In Europe our copyright laws allow lending of material, and so media players licensed for use within the dataspace would not restrict personal copying or lending, although they would respect other rights.
In Europe community standards for freedom of speech differ substantially from those of the United States, where any sensible discussion is crippled by the constitution and the continued attempts to decide how many Founding Fathers can stand on the head of a pin.
Over here, human rights legislation, interpreted by judges who are able to use their intelligence instead of just relying on textual analysis of the Bill of Rights, gives us a much better chance of tying online action to the real world and integrating cyberspace with real space in way that benefits both.

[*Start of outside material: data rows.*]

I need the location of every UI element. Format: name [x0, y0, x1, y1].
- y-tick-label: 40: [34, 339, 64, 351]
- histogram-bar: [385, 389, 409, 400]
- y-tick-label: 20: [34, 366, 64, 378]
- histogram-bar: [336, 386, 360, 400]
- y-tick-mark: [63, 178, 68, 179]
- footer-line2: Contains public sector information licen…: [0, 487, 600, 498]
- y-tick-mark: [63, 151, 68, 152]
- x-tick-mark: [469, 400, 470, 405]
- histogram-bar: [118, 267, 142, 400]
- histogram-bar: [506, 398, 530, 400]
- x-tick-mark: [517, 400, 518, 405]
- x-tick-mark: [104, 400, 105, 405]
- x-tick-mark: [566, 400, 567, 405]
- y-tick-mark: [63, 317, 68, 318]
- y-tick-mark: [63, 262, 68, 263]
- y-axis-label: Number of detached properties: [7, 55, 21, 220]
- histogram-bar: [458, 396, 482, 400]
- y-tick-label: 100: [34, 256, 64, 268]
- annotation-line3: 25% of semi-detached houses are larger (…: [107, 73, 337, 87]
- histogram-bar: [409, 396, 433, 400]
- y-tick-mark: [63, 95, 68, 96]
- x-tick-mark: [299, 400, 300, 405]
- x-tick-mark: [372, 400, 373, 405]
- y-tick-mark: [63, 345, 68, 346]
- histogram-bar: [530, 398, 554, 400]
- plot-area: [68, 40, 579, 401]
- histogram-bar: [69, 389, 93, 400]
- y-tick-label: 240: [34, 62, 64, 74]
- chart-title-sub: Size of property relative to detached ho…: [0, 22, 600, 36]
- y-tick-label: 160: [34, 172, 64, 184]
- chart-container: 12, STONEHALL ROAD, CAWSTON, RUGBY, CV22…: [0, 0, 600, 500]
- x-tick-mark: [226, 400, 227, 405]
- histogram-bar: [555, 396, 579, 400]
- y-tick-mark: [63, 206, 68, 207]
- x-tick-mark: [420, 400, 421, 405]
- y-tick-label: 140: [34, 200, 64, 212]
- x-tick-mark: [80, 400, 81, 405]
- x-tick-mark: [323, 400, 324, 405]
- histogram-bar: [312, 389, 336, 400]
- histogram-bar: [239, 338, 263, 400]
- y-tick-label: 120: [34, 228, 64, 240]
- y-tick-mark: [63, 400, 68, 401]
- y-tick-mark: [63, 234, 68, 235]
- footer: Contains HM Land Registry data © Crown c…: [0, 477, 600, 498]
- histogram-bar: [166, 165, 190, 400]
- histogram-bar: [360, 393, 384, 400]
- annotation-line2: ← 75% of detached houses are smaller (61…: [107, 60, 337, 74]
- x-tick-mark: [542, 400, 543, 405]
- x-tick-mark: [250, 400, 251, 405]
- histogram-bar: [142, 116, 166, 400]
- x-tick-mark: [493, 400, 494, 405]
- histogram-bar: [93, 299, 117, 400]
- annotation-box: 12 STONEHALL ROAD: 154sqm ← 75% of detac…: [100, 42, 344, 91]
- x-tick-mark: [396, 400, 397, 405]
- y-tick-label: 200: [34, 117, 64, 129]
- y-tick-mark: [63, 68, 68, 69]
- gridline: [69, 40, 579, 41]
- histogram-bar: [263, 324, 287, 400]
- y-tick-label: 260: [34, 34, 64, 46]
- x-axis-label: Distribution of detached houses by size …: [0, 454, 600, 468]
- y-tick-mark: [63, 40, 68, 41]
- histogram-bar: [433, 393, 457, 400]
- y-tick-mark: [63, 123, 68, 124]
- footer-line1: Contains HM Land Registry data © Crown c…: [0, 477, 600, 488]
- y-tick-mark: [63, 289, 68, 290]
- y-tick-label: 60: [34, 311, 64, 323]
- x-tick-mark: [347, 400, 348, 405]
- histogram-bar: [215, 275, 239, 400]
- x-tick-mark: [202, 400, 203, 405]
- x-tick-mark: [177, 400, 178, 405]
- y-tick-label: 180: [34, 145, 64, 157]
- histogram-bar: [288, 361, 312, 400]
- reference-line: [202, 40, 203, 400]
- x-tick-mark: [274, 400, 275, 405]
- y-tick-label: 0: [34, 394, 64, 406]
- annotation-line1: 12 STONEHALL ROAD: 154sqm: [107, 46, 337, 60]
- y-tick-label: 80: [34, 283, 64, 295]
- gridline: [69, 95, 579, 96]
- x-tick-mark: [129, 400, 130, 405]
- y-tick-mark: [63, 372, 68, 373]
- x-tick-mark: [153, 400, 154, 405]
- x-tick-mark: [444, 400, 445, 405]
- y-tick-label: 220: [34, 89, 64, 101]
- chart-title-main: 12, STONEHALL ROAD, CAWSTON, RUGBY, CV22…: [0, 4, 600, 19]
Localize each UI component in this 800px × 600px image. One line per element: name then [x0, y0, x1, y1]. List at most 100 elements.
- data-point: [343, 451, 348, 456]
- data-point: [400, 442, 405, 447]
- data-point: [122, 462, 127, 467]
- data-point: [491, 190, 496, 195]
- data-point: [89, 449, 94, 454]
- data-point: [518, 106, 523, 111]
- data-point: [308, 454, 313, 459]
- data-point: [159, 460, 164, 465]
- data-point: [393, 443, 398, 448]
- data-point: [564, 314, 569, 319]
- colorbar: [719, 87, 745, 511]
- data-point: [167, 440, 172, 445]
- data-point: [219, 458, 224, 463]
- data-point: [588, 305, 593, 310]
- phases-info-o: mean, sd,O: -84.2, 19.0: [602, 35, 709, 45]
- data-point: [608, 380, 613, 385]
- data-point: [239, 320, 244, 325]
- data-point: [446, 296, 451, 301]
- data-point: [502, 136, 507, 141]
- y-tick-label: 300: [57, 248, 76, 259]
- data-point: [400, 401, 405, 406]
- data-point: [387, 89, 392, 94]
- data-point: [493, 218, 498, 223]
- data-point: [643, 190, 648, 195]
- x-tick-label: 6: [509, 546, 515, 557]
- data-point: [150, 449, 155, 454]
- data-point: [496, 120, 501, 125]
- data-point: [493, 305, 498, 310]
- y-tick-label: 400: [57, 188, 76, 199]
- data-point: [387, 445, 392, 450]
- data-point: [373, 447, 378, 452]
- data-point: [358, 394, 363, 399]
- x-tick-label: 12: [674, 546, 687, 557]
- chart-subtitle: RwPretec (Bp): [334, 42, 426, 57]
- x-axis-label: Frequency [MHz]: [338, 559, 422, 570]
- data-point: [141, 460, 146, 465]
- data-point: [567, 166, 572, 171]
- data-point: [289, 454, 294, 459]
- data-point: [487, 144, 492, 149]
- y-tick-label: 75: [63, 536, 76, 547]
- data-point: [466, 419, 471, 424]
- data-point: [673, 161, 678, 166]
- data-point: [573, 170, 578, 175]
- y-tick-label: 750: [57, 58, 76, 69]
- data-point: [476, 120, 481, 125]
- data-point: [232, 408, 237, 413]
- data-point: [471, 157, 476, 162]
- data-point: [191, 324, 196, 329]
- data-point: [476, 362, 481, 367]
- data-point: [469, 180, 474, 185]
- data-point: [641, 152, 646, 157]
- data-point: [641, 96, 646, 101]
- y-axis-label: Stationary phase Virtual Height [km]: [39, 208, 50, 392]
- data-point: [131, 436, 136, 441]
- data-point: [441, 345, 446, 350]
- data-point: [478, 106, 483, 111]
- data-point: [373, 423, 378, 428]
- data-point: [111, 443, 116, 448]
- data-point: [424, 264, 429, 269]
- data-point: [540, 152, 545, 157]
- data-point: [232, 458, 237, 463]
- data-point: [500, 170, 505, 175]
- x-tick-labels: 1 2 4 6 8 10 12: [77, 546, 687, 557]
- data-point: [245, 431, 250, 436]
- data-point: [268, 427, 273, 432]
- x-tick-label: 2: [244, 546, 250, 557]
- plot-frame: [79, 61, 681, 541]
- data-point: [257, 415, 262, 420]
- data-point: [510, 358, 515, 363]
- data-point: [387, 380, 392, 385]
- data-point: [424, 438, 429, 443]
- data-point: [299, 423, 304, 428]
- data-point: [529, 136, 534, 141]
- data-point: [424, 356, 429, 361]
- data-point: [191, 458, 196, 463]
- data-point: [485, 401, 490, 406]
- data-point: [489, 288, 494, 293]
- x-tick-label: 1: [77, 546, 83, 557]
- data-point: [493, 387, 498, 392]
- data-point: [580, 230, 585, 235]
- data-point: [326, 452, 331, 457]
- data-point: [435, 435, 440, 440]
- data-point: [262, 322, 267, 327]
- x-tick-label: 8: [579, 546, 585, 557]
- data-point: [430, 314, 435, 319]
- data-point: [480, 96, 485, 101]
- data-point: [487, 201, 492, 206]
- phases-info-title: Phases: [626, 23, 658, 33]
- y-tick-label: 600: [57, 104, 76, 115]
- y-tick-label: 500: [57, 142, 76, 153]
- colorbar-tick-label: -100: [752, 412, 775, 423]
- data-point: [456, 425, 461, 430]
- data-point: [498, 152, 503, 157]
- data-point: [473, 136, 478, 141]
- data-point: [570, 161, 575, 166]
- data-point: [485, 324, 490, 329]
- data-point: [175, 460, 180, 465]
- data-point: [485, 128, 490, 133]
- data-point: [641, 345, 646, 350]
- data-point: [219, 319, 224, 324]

In the end, William Gibson was wrong: cyberspace is not another place, it’s just part of this space. There is no ‘there, there’ : in fact, it isn’t really there at all. The illusion is, in the end, only an illusion, however consensual it may be. Not only does ‘meatspace rule’, but ‘meatspace rules rule’ — the laws and regulations that govern the Net, whether they are legal, social, architectural or code-based, will all come from the real world, where judges, lawyers, programmers, politicians and — in some way -citizens get to decide how our online activities and our real world lives mesh and are linked.
The United States is incapable, for the reasons I’ve described, of understanding this or of escaping its constitutionally-determined destiny to attempt to establish hegemony over cyberspace.
It cannot be allowed to succeed, and so those of us within Europe need to begin to work now to extend our culture onto the Net in all its complex glory. We need to build our borders online and offer our citizens protection within those borders, and escape from America.
* Much as I like Lessig’s work, he just goes too far here. I blame law school. Being a Cambridge philosopher manqué I tend to have a more brutal constructivist approach to this sort of thing.